Porwał 9‑latka z parku. Dziecko nie żyje. Potworna zbrodnia w Hiszpanii
Hiszpania jest zszokowana zbrodnią, do jakiej doszło w Lardero w regionie La Rioja. 54-latek porwał 9-letniego Alexa z parku i zaciągnął do mieszkania. Chłopiec nie żyje. Zabójcę trzeba było chronić przed zlinczowaniem przez okolicznych mieszkańców.
Do tragedii doszło 28 października w miejscowości Lardero. 9-letni Alex bawił się na placu zabaw, gdy podszedł do niego 54-letni Francisco Javier A. L. i postępem zwabił do swojego mieszkania.
9-letni Alex został uprowadzony z parku i zamordowany
Świadkowie zaczęli szukać chłopca. Mówili o mężczyźnie, który odszedł gdzieś z małym dzieckiem.
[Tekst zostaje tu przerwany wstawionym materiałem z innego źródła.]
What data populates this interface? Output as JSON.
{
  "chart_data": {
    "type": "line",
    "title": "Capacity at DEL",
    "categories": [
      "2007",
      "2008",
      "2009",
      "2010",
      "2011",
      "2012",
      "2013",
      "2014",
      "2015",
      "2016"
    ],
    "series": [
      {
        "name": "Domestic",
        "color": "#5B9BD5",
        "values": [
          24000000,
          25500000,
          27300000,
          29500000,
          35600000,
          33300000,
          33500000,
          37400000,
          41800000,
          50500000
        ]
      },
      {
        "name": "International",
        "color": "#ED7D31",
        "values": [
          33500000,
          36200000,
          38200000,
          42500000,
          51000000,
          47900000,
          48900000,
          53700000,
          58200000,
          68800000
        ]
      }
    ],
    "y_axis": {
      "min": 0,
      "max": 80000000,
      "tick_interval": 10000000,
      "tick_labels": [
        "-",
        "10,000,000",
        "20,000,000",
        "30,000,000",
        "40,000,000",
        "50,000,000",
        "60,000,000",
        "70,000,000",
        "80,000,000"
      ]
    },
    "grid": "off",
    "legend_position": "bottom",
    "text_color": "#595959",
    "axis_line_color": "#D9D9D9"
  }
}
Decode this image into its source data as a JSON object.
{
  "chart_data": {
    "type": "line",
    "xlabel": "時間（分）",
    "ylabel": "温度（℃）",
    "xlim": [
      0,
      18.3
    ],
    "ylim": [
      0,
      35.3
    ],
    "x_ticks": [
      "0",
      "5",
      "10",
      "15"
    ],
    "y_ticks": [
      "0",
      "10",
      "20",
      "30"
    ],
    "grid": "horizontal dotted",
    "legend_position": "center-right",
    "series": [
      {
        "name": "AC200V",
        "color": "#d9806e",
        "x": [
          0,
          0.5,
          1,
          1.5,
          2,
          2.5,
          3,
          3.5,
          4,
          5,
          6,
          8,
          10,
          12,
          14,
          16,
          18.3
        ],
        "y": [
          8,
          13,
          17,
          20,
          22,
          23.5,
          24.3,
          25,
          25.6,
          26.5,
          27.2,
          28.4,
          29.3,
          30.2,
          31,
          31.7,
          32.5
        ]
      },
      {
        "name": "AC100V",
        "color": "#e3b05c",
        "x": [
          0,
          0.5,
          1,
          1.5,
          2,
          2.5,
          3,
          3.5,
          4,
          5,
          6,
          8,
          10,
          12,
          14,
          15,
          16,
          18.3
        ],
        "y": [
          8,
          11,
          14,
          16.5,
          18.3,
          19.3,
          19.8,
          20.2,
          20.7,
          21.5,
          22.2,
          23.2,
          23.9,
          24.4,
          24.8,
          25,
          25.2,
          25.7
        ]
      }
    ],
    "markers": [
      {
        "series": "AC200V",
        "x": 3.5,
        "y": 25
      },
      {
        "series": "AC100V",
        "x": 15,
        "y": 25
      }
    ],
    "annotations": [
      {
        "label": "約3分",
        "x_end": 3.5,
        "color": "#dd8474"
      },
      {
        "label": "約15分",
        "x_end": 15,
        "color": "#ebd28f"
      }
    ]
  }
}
Chwilę potem policja odnalazła 9-latka w jednym z mieszkań w ramionach 54-latka. Chłopiec był w krytycznym stanie - czytamy w "Fakcie".
Niestety mimo starań, Alexa nie udało się uratować. Zmarł na miejscu.
Nie podano jeszcze przyczyny śmierci chłopca. Nieoficjalnie media informują, że na jego ciele nie było żadnych obrażeń. Śledczy przeprowadzą sekcję zwłok.
Mieszkańcy chcieli zlinczować mordercę
Pod budynkiem, gdzie znaleziono chłopca i 54-latka, zebrał się tłum. Policja musiała przetrzymać mężczyznę w mieszkaniu, by nie doszło do linczu.
Mężczyzna zabił już wcześniej kobietę
Okazuje się, że Francisco Javier A. L. w 1998 roku został skazany na 30 lat więzienia za inną zbrodnię. Zamordował wówczas kobietę - agentkę nieruchomości.
Do zabójstwa doszło, gdy ta pokazywała mu mieszkanie, które chciał wynająć.
W 1993 r. z kolei mężczyzna trafił na 7 lat do więzienia za napaść na tle seksualnym.
Po powrocie mężczyzny do Lardero, mieszkańcy mieli prosić o dodatkową ochronę policji. Zgłaszali również, że 54-latek zaczepiał małe dziewczynki.